Amour charnel et amour spirituel ne s’opposent pas, le premier conduisant au second. D’abord fascinée par la beauté extérieure des formes, l’âme finit par se fixer sur leur essence et sur la beauté intérieure, spirituelle, rejoignant l’Âme universelle, puis l’Intellect de tout amour, de toute beauté et de tout être.

Amant, le poète devient libertin, bandit, pédéraste. Libéré des mœurs, le « qalandariyyat » provoque. Là où l’Islam interdit la consommation d’alcool, le libertin s’enivre pour faciliter sa quête. La taverne devient son temple, et le vin l’instrument qui lui permet d’approcher la beauté divine. Opposant le débauché à l’ascète, Sana’i prouve que l’homme pieux est un hypocrite, rattaché aux choses matérielles et dont, les « essais désespérés pour s’en affranchir le prouvent » pour citer l’auteure. Au contraire, l’homme véritable, le mendiant est entièrement consacré à Dieu. L’infidèle, celui qui ne respecte aucune prédication religieuse et bafoue sa foi ne prétend pas à l’approbation divine. Il ne se fait pas ermite sous de fausses prétentions. Mansur Al-Hallaj cite Iblis comme infidèle idéal, devenu modèle pour avoir protégé le « tawhid », l’unicité divine, en refusant de se soumettre à Adam. Là où était sa perte se dévoile son salut. Alors, l’Islam se révèle être la voie de l’impiété, de la matérialité qui empêche le néophyte d’accéder à la connaissance divine.

« De l’Ascèse au Libertinage » est une révélation. Ève Feuillebois-Pierunek nous présente, à travers deux grandes figures, un Islam malheureusement proscrit.
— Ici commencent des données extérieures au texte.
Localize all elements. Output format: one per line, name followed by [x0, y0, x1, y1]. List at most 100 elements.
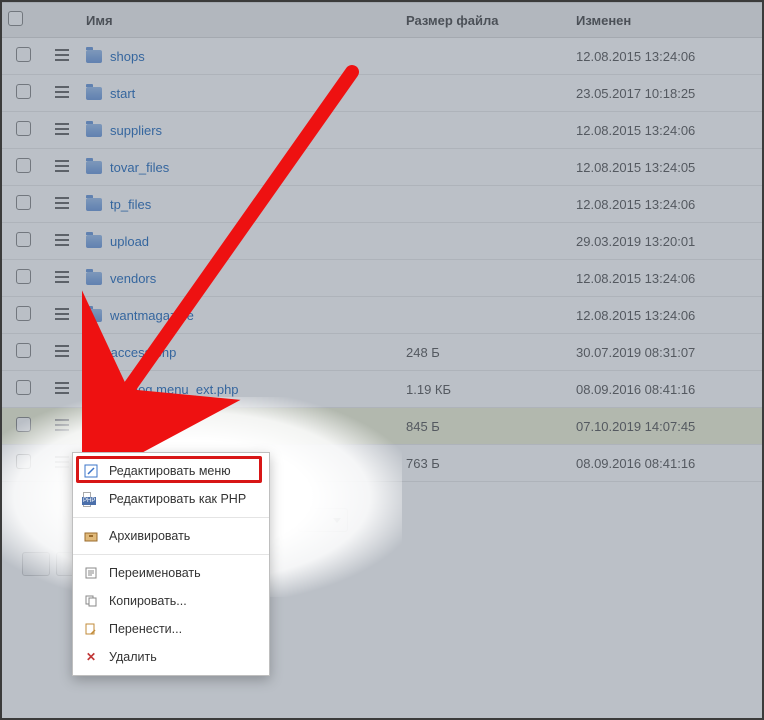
row-size: [400, 223, 570, 260]
delete-icon: ✕: [83, 649, 99, 665]
context-menu-item-label: Копировать...: [109, 594, 187, 608]
row-size: 1.19 КБ: [400, 371, 570, 408]
edit-icon: [83, 463, 99, 479]
context-menu-archive[interactable]: Архивировать: [73, 522, 269, 550]
row-name: Меню типа «fly»: [86, 419, 183, 434]
table-row: wantmagazine 12.08.2015 13:24:06: [2, 297, 762, 334]
row-checkbox[interactable]: [16, 158, 31, 173]
row-checkbox[interactable]: [16, 306, 31, 321]
folder-icon: [86, 198, 102, 211]
file-table: Имя Размер файла Изменен shops 12.08.2015…: [2, 2, 762, 482]
header-modified[interactable]: Изменен: [570, 3, 762, 38]
table-row: start 23.05.2017 10:18:25: [2, 75, 762, 112]
context-menu-item-label: Редактировать меню: [109, 464, 231, 478]
context-menu-item-label: Архивировать: [109, 529, 190, 543]
row-menu-icon[interactable]: [55, 160, 69, 172]
row-checkbox[interactable]: [16, 47, 31, 62]
row-size: [400, 297, 570, 334]
row-name[interactable]: upload: [110, 234, 149, 249]
rename-icon: [83, 565, 99, 581]
row-size: [400, 260, 570, 297]
row-name[interactable]: vendors: [110, 271, 156, 286]
table-row: tovar_files 12.08.2015 13:24:05: [2, 149, 762, 186]
row-name[interactable]: tovar_files: [110, 160, 169, 175]
table-row: vendors 12.08.2015 13:24:06: [2, 260, 762, 297]
row-checkbox[interactable]: [16, 121, 31, 136]
context-menu-delete[interactable]: ✕ Удалить: [73, 643, 269, 671]
header-size[interactable]: Размер файла: [400, 3, 570, 38]
context-menu-edit-php[interactable]: Редактировать как PHP: [73, 485, 269, 513]
row-name[interactable]: .access.php: [107, 345, 176, 360]
php-icon: [83, 491, 99, 507]
archive-icon: [83, 528, 99, 544]
row-checkbox[interactable]: [16, 454, 31, 469]
row-menu-icon[interactable]: [55, 49, 69, 61]
row-modified: 23.05.2017 10:18:25: [570, 75, 762, 112]
header-name[interactable]: Имя: [80, 3, 400, 38]
row-menu-icon[interactable]: [55, 197, 69, 209]
folder-icon: [86, 87, 102, 100]
row-name[interactable]: .catalog.menu_ext.php: [107, 382, 239, 397]
row-modified: 12.08.2015 13:24:06: [570, 260, 762, 297]
row-menu-icon[interactable]: [55, 456, 69, 468]
row-checkbox[interactable]: [16, 343, 31, 358]
row-checkbox[interactable]: [16, 195, 31, 210]
header-menu-spacer: [44, 3, 80, 38]
row-name[interactable]: tp_files: [110, 197, 151, 212]
context-menu-item-label: Редактировать как PHP: [109, 492, 246, 506]
row-size: 845 Б: [400, 408, 570, 445]
row-modified: 08.09.2016 08:41:16: [570, 371, 762, 408]
row-menu-icon[interactable]: [55, 86, 69, 98]
context-menu-move[interactable]: Перенести...: [73, 615, 269, 643]
table-row: suppliers 12.08.2015 13:24:06: [2, 112, 762, 149]
row-modified: 12.08.2015 13:24:05: [570, 149, 762, 186]
php-file-icon: [86, 344, 99, 359]
row-name[interactable]: shops: [110, 49, 145, 64]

Un Islam libéré, où l’expérience religieuse ne se mesure pas à la tenue, au comportement ou au nombre de prières que le fidèle fait quotidiennement, mais à l’amour qu’il porte au divin ; à la pureté du cœur et non à l’observance de prédications religieuses vieilles de dix siècles, qui ont depuis perdu une grande partie de leur sens. Il ne fait aucun doute que Sana’i et Attar seraient aujourd’hui jugés infidèles, tout comme le fut Mansur Al-Hallaj, supplicié par ses frères pour avoir osé proclamer l’indicible : « je suis Dieu Vérité. ll n’y a de Dieu que moi ! » Comme Iblis, ils furent des infidèles dévots, aux intentions bien plus louables que la plupart de ceux qui osent s’appeler « fidèles ».

Éliane BEDU
articles@marenostrum.pm

Feuillebois-Pierunek, Ève, « De l’ascèse au libertinage : les champs de la poésie mystique persane : Sanâ’î (1087 ? -1130 ?) et Attâr (ca 1145-ca 1221) », Le Cerf, « Islam : nouvelles approches », 03/06/2021, 1 vol. (497 p.), 34€.